Former Owner-Occupants Turned Landlords

The first wave of new condo landlords is likely to be former owner-occupants who have rented their residences rather than taking a financial hit by selling at a loss. This is especially worthwhile for owners who have low interest rates, and it’s a strategy that could be employed by all cash buyers who can swoop in and buy low. 

For investors seeking financing, it is still possible to get a great condo deal by adhering to strict underwriting guidelines that focus on HOA and insurance costs.

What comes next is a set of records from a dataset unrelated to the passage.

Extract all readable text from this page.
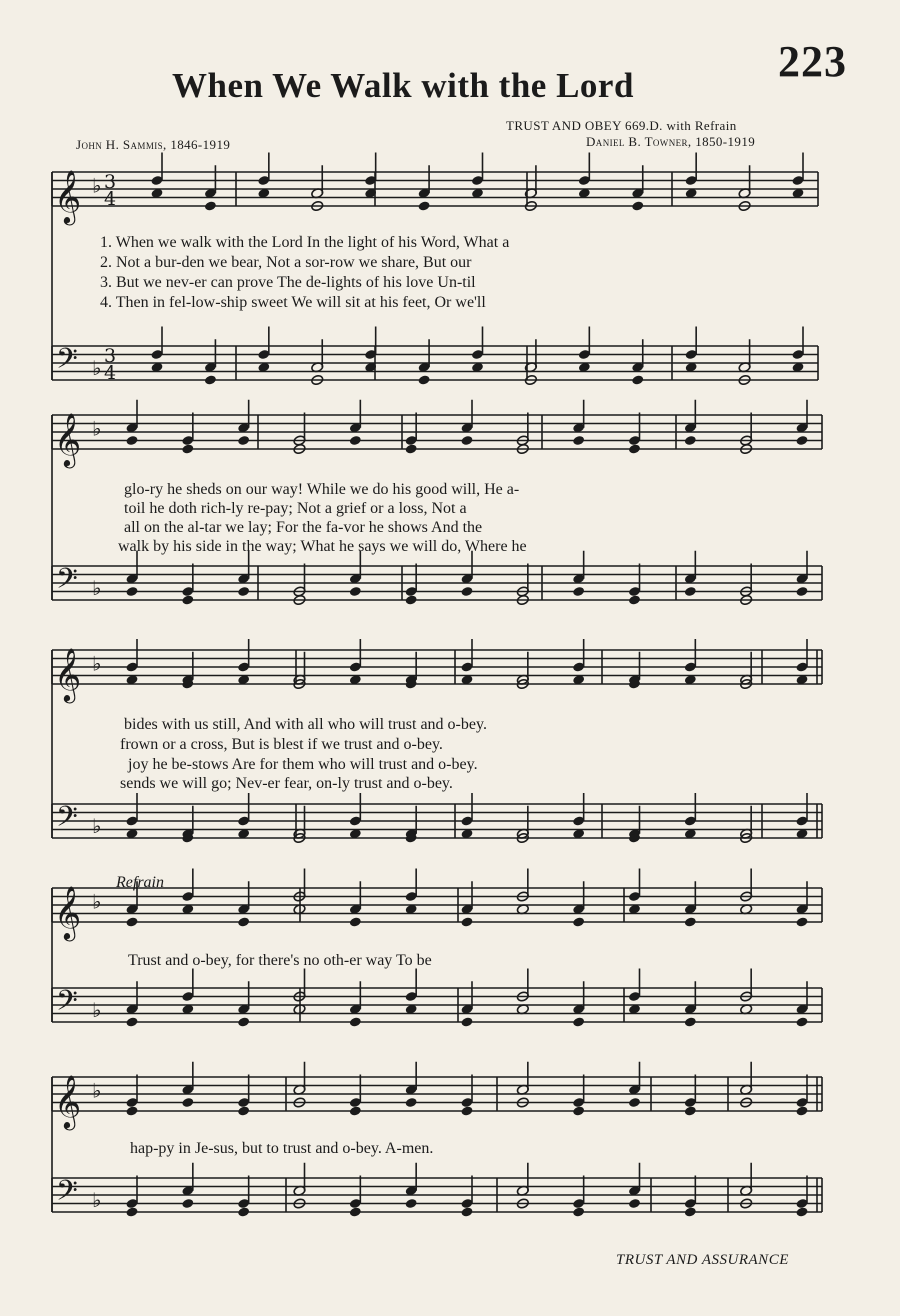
223
When We Walk with the Lord
TRUST AND OBEY 669.D. with Refrain
John H. Sammis, 1846-1919	Daniel B. Towner, 1850-1919
𝄞 ♭ 3
4
𝄢 ♭ 3
4
𝄞 ♭
𝄢 ♭
𝄞 ♭
𝄢 ♭
𝄞 ♭
𝄢 ♭
𝄞 ♭
𝄢 ♭
1. When we walk with the Lord In the light of his Word, What a
2. Not a bur-den we bear, Not a sor-row we share, But our
3. But we nev-er can prove The de-lights of his love Un-til
4. Then in fel-low-ship sweet We will sit at his feet, Or we'll
glo-ry he sheds on our way! While we do his good will, He a-
toil he doth rich-ly re-pay; Not a grief or a loss, Not a
all on the al-tar we lay; For the fa-vor he shows And the
walk by his side in the way; What he says we will do, Where he
bides with us still, And with all who will trust and o-bey.
frown or a cross, But is blest if we trust and o-bey.
joy he be-stows Are for them who will trust and o-bey.
sends we will go; Nev-er fear, on-ly trust and o-bey.
Refrain
Trust and o-bey, for there's no oth-er way To be
hap-py in Je-sus, but to trust and o-bey. A-men.
TRUST AND ASSURANCE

A Seven-Step Condo Cash Flow Strategy for Small Landlords

Step 1: Analyze a prospective condo based on the rent it can generate 

Calculate rents after HOA costs, rather than price per square foot. You can use the standard 1% rule to determine cash flow (i.e., if a property costs $300,000, it should generate $3,000 in rent), and adjust it for HOA costs.

Example:

  • Purchase price: $300,000
  • HOA: $600/month
  • Target rent: $3,200-$3,600/month

If rents haven’t fallen in line with prices, the deal deserves deeper analysis.

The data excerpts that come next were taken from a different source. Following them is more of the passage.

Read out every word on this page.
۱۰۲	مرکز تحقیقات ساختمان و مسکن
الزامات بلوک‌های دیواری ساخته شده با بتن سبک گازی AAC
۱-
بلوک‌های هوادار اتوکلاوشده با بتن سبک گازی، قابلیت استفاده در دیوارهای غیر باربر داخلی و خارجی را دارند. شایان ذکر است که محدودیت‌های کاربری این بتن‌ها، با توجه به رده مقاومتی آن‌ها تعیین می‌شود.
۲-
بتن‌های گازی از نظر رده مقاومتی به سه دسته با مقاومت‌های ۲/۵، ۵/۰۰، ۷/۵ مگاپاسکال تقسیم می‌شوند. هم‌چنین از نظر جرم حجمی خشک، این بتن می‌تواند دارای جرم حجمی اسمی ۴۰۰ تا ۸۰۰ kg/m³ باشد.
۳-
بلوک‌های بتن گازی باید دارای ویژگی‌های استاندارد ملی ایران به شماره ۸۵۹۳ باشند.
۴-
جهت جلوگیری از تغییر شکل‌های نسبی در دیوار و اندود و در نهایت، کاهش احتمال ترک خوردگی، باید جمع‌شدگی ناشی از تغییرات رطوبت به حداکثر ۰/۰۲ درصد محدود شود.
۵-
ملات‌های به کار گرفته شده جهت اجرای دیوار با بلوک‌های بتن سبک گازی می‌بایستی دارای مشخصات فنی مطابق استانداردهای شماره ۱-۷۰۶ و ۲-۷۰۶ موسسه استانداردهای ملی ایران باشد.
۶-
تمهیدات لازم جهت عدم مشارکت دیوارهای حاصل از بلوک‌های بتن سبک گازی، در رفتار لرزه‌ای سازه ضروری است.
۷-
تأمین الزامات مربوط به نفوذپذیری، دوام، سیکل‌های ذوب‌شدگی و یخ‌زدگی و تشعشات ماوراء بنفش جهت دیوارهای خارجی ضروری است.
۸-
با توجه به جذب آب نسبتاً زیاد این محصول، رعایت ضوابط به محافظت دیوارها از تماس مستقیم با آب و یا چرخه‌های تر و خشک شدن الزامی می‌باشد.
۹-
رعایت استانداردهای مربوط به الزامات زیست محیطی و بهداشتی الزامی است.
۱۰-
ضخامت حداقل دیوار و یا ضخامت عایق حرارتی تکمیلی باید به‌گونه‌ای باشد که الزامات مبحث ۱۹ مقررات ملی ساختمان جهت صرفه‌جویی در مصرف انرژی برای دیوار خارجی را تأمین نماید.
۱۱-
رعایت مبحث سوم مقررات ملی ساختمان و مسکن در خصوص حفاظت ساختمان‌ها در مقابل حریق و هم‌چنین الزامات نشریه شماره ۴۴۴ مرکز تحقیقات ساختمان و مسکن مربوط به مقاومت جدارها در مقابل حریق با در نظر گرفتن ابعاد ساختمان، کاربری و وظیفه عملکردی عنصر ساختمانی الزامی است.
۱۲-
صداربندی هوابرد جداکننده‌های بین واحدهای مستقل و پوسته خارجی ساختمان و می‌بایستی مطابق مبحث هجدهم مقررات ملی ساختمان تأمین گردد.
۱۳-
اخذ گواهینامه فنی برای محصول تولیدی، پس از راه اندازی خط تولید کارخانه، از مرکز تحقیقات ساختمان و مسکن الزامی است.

Step 2: Analyze HOA profiles meticulously

All HOA fees are not created equal. Look for those that are about 15%-30% of the gross rent—less is always preferable. 

Here’s what else to look for:

  • It has fully funded reserves (or at least 70% funded)
  • There is no deferred structural maintenance.
  • It has clear post-Surfside compliance documentation.
  • There’s no pending litigation with insurers and contractors

Beware of red flags, such as vague language around “future capital needs,” HOA yearly increases of more than 10%, recent insurance nonrenewals, and high investor concentration (a complex with a majority of owner-occupied condos is always the most stable).

Step 3: Target fixable financial problems, not broken buildings

Examples:

  • A catch-up plan is in place for underfunded reserves.
  • Delayed engineering reports are scheduled.
  • Buildings are transitioning from nonwarrantable to warrantable within one to two years.

Smart financing choices:

  • You can put down 20%-25% in a conventional loan to minimize interest rate costs.
  • Target local banks and portfolio lenders with flexible financing options.
  • Look to purchase with cash (if you are able) and refinance later—BRRRR style.

Step 4: Geography counts, as insurance matters more than ever

  • Target lower insurance areas such as inland metros.
  • Northeastern and Midwest urban cores are in high demand.

Step 5: Consider rent demand

Condo values fell because buyers disappeared, not renters. Condos are usually built in urban areas with a high concentration of well-paying jobs. 

Look for condos near hospitals, universities, and transit hubs, staying away from luxury cores and instead focusing on secondary downtowns where prices are lower. Focus on cities where single-family rentals are unaffordable. 

Target these professionals to ensure premium rents:

  • Medical personnel
  • Graduate students
  • Urban downsizes
  • Corporate renters
  • Divorced professionals returning to the city

Step 6: Underwrite conservatively

You are essentially buying a condo for cash flow, so keep appreciation out of the buying rationale. Buy below replacement cost, and invest for the long term. Estimate a stable rent growth of 2%-3% and an HOA creep of 3%-5%.

Step 7: Plan to have a three-pronged exit strategy

  1. Cash flow hold for another investor.
  2. Refinance once a building becomes warrantable.
  3. Retail resale once buyer financing improves.

Final Thoughts

Condos are the deals hiding in plain sight. Because the condo narrative is so negative at the moment, many investors are bypassing them, expecting HOA fees and insurance costs to kill most deals. However, given the deep discounts being offered, they deserve an investigation.

One advantage of a cash-flowing condo is that, as part of an enclosed building, there are no external issues such as snow and leaf removal, roof upkeep, or gutter and downspout concerns to worry about. 

For the hands-off investor, condos make a lot of sense. Finding one that checks all the boxes is the all-important first step.